America’s Strength in Doubt: A Bleak Future Ahead for Nations in the Coming Years

Oxford University professor Peter Frankopan confirmed the beginning of the deterioration of relations between the West and the countries of the Southern Hemisphere and the acceleration of the change in the world order and the rapprochement between Moscow and Beijing.

Frankopan said in an article entitled “Will Putin Win?” published by the British magazine The Spectator that the conflict “was the moment of one of the largest redistributions of wealth in history, allowing countries with large reserves of energy resources to achieve excess profits, which in turn led to accelerating change in the global system.

The professor notes that both the conflict itself and the way Western countries dealt with it “created huge opportunities for Sino-Russian cooperation.”

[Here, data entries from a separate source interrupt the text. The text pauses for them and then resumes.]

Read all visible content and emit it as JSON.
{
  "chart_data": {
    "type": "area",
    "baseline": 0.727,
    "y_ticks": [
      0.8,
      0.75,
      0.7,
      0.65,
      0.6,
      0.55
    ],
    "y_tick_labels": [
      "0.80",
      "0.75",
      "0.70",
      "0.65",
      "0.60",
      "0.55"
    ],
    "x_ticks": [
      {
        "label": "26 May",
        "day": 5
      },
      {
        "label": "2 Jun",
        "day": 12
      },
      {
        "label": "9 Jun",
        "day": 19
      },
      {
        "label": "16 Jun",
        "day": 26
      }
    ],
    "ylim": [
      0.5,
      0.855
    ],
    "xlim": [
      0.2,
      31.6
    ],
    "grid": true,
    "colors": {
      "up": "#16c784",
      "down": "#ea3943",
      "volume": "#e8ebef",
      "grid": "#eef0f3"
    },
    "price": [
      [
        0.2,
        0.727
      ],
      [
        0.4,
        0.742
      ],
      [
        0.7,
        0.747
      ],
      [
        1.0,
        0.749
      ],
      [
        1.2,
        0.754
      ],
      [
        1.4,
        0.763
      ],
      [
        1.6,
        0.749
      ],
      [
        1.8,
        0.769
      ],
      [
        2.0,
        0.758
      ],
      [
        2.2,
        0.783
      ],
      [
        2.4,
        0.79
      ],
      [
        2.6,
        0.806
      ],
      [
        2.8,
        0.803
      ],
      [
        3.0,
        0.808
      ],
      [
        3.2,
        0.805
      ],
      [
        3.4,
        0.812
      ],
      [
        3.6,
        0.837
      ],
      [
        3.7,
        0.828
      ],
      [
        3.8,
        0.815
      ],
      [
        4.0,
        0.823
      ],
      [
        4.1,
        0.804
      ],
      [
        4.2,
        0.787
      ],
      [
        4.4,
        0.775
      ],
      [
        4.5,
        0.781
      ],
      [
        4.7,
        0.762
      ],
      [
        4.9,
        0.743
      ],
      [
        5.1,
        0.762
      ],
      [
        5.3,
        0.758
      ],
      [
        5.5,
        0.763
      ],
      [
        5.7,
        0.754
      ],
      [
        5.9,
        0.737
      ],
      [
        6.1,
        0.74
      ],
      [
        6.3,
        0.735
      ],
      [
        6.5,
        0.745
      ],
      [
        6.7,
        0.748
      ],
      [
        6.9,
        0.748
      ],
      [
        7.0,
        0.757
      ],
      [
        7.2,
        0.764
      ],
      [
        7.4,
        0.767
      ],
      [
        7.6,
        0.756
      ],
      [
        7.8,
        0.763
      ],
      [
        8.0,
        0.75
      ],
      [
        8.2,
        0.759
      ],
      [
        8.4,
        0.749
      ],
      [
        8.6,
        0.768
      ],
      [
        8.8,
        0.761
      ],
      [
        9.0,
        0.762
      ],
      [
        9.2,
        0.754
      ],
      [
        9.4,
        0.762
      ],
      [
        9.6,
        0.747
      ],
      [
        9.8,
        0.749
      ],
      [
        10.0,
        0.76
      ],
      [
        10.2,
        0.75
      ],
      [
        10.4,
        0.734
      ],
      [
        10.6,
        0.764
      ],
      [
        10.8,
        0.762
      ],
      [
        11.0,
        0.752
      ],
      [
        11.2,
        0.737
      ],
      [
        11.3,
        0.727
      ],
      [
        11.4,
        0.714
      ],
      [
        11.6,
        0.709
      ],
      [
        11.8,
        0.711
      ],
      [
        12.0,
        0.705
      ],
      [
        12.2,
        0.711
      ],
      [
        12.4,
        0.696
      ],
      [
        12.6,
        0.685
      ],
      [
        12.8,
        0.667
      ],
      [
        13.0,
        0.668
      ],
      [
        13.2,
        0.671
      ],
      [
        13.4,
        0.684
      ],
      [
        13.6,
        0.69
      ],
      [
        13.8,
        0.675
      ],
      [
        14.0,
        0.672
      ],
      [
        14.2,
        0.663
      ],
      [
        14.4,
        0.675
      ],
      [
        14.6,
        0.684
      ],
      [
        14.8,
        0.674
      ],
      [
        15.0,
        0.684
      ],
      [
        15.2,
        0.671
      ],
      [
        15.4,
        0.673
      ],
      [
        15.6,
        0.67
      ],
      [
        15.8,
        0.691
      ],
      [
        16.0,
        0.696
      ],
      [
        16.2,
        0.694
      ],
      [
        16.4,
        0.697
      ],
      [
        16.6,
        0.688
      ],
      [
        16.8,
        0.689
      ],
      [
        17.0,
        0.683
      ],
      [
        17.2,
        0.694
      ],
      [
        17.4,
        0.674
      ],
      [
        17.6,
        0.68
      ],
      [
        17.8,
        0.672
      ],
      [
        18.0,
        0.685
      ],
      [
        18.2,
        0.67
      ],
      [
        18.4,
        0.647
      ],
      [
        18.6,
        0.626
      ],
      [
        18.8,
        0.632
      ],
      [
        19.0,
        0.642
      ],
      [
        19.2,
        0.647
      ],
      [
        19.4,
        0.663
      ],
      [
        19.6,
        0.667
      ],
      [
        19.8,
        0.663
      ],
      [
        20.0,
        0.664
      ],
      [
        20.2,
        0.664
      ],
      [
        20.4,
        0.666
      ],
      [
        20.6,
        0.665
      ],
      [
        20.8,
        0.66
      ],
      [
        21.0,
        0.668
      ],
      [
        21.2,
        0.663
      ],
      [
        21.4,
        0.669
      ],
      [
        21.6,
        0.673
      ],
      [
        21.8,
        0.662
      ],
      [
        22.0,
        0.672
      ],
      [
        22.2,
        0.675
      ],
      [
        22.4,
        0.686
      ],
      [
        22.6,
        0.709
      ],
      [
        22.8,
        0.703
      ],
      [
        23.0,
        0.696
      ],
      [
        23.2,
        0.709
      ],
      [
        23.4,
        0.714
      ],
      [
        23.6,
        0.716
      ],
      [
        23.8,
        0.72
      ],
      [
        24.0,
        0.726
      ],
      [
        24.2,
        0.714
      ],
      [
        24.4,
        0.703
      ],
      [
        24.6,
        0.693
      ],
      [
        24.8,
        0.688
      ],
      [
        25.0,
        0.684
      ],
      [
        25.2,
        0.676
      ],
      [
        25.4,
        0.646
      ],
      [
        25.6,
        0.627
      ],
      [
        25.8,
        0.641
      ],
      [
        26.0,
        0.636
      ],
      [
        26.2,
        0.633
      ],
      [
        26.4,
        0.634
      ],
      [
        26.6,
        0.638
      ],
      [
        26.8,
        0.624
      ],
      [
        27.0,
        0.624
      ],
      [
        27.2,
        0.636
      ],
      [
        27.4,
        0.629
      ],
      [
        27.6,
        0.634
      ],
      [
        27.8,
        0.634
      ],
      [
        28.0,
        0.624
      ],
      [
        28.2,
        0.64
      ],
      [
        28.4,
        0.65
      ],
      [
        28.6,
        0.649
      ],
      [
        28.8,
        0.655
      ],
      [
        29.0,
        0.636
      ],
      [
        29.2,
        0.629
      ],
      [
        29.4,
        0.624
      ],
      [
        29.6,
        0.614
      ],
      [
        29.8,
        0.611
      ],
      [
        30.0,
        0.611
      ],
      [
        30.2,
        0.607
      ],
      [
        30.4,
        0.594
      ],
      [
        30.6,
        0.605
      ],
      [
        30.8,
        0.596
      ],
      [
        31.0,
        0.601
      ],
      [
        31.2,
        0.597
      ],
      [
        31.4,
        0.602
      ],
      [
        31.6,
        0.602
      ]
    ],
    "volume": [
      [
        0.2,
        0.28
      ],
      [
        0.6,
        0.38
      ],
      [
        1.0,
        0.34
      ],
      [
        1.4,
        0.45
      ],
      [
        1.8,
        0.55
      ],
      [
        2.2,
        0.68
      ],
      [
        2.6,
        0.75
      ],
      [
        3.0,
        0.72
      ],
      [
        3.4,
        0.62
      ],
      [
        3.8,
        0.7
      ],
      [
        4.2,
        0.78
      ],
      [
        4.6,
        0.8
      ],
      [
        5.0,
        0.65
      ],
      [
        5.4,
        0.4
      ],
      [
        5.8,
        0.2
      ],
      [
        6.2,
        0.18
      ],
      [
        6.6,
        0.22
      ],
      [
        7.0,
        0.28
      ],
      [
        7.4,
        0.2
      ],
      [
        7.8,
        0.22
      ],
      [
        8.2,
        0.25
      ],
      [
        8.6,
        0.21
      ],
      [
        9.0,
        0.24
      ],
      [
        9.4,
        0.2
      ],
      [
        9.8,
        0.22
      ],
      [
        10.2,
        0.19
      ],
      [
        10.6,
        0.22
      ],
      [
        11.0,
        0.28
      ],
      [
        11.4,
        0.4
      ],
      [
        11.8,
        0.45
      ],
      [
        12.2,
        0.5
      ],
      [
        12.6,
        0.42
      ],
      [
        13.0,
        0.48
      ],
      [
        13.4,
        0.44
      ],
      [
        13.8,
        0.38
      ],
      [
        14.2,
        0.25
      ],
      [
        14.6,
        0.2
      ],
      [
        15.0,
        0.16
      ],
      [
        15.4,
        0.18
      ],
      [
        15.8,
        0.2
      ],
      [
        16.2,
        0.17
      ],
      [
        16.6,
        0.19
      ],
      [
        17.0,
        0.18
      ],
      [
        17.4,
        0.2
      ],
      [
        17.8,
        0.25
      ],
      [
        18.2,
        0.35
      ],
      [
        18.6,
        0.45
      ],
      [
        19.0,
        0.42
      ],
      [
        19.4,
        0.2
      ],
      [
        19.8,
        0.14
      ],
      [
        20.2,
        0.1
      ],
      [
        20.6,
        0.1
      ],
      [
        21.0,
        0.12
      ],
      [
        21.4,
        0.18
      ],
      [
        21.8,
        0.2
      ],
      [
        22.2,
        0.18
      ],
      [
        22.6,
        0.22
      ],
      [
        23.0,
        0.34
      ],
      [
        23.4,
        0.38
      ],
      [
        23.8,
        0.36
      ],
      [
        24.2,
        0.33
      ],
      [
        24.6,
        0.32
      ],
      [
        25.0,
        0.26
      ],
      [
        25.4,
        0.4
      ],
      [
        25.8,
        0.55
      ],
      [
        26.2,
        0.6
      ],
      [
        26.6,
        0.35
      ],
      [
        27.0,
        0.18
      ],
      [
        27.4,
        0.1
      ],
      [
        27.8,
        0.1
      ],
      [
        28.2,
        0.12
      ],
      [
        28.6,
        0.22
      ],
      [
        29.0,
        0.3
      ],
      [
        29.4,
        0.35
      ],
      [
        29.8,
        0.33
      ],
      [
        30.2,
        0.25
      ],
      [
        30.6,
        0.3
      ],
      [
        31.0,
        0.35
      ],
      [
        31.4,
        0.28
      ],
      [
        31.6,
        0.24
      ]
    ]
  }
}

According to him, the two countries are united by “a joint emphasis on the importance of stability and the idea that they promote that the West is a destroyer, that it is unpredictable and unstable.”

Russia and China

And he added that Moscow’s anti-American rhetoric echoed in the former colonies, and vaccine diplomacy in the Russian Federation and China during the Covid-19 epidemic allowed them to significantly strengthen their positions in Africa, Latin America and Southeast Asia. .

Noting at the same time that Washington suffered in this aspect when it bought vaccines and rapid test kits and gave up patents for their development.

Countries that “have long questioned American power,” Frankopan said, are also gravitating toward the image of multipolarity, in which “the United States will no longer be the world’s policeman.”

And the professor at Oxford University believed that the backbone of the Western alliance was still strong, “but he failed to enlist the support of many countries that refused to take sides.”

For example, in March last year, 25 African countries did not vote to “condemn” the actions of the Russian Federation at the session of the UN General Assembly, despite “colossal pressure from the West.”

gloomy prospects

In another context, Frankopan questions the “common belief” among Ukraine’s allies that “Russia is suffering economic and military defeat.”

He points out that some successes achieved by the Ukrainian security forces cannot compensate for the heavy losses, and despite the promises of Western leaders to transfer new weapons to Kiev in order to “finish what has been started”, “the prospects for the coming week, from months to years, do not look bright at launch “.

Russia, whose GDP fell much less than expected last year, also has more human and financial resources than Ukraine and looks like a preferred candidate in a “war of attrition,” according to the expert.